Sedangkan isu bersama yang diharap bareng Gus Yaqut adalah moderasi beragama yakni menekan kecenderungan perilaku beragama yang berlebih lebihan.
” I stand with him. Dan nerima semua konskwensinya, ” katanya tegas.
Saya minta komentarnya tentang munculnya grup hijaber dan produk berlabel “syar’i”.
“Kewajiban muslimah adalah menutup aurat, sesuai budaya negara dimana dia tinggal.
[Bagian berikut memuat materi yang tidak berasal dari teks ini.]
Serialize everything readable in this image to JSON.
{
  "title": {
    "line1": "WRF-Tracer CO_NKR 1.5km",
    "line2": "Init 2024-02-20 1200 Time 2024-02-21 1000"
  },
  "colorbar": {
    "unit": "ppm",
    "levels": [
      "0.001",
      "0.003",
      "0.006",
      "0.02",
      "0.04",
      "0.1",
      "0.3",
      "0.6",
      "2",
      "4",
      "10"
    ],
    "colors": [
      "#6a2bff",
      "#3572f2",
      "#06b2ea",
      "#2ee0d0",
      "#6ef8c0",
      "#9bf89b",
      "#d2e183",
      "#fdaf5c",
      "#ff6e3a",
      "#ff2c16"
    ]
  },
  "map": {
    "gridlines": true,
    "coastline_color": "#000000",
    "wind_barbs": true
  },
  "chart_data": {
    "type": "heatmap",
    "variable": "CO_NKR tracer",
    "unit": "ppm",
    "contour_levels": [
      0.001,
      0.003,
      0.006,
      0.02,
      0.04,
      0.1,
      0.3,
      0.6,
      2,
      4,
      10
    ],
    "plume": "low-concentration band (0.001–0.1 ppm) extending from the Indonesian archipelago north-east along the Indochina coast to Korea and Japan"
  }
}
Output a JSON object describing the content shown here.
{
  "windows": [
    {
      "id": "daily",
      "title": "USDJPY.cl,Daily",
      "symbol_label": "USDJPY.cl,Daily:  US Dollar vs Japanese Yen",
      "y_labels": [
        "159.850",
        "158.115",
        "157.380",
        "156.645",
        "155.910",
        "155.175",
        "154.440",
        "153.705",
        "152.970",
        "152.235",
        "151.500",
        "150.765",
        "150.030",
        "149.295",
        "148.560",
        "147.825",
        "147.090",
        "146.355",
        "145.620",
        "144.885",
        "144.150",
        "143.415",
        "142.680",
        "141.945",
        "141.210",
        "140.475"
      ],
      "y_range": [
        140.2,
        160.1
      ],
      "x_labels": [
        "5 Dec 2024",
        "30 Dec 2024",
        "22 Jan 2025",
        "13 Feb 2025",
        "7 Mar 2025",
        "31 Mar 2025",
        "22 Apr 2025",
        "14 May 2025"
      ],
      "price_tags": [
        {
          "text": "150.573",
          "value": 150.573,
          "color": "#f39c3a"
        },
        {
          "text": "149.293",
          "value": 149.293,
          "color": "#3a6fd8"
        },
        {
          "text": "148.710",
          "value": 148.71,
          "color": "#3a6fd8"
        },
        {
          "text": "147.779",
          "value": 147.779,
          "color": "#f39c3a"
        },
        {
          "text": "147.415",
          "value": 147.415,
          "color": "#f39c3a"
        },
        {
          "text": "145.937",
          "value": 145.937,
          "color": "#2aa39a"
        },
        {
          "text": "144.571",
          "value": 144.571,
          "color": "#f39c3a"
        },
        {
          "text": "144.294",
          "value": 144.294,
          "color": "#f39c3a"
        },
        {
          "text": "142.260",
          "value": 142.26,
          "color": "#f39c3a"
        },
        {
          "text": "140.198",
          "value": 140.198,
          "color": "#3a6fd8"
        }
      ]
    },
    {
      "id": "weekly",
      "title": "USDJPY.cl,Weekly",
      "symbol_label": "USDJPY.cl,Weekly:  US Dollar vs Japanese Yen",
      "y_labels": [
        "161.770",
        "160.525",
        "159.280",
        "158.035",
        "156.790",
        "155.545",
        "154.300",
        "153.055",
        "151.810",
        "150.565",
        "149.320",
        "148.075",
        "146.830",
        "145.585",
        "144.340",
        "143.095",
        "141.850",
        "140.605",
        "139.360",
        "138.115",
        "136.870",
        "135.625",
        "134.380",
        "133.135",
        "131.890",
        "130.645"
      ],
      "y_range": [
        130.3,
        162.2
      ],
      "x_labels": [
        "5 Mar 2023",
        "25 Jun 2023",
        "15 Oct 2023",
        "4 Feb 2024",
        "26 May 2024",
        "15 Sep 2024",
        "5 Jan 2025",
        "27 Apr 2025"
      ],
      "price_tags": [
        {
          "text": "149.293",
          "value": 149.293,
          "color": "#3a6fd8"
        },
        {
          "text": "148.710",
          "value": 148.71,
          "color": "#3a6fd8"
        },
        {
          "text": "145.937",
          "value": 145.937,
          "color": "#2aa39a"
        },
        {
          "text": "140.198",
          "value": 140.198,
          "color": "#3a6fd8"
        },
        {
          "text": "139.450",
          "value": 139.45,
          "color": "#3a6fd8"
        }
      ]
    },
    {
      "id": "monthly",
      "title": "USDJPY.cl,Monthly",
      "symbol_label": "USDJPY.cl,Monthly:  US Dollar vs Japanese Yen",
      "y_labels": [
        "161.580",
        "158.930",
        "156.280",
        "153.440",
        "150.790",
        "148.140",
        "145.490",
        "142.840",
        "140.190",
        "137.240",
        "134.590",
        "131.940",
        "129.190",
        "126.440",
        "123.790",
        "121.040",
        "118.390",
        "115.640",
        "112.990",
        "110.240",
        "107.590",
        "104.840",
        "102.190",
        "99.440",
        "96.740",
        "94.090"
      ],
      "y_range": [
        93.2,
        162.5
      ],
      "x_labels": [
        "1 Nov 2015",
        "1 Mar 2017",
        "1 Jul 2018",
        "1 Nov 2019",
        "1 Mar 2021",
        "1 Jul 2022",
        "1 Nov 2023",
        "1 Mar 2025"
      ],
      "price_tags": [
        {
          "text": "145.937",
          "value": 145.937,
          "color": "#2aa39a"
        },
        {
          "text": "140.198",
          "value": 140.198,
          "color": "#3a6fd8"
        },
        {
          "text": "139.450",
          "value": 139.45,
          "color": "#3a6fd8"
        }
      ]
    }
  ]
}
Dan siapa saja berhak menyampaikan, tidak boleh maksa, apalagi menyalahkan dan menghakimi” jawabnya.
“Menilai kepribadian orang semata- mata dari penampilan dan pakaiannya, is very big mistake! ” Tegasnya.
Dia terkaget kaget ketika saya ceritakan di online ada penjualan “mukena syar’i”.
“Aduh, ampun deh..namanya aja mukena – kurang syar’i apalagi? ” Katanya sambil geleng geleng.
Sebagai pendamping tokoh pluralis, Mbak Eny juga banyak berteman dengan kalangan minoritas. Banyak terima aduan juga ? “No! They didn’t talk about anything in particular, but I feel them, “ katanya.
Usai wawancara resmi, saya menggodanya lagi, apa tidak tertarik untuk menjadi diri sendiri?
Dengan kapasitas yang dia miliki, dia bisa jadi bupati, anggota dewan bahkan jadi menteri. Bukan isteri menteri. Jadi pendekar kesetaraan gender dan tokoh pejuang kemandirian wanita.
“Hadooh Mas ini. Apalah saya ini Mas? Saya ‘kan cumah remah remah renggginang! ” kelitnya keras. Lalu tertawa.
“Saya sudah puas dukung suami saja, ” ujarnya lagi. Dia pun selalu menghindari panggilan sebutan “Bu Menteri” – yang menurutnya “menyesatkan”.
“Kalau nggak awas, bisa bisa saya menikmati – terlena – lalu tergoda. Itu nggak benar, ” koreksinya.
Apalagi kalau di daerah itu, aduuh penyambutannya ngeri banget. Berlebihan. “Saya ini cuma Simbok Emban, ” dia meluruskan lagi.
Simbok Emban yang wajahnya secantik artis dan sosialita Maia Estianty.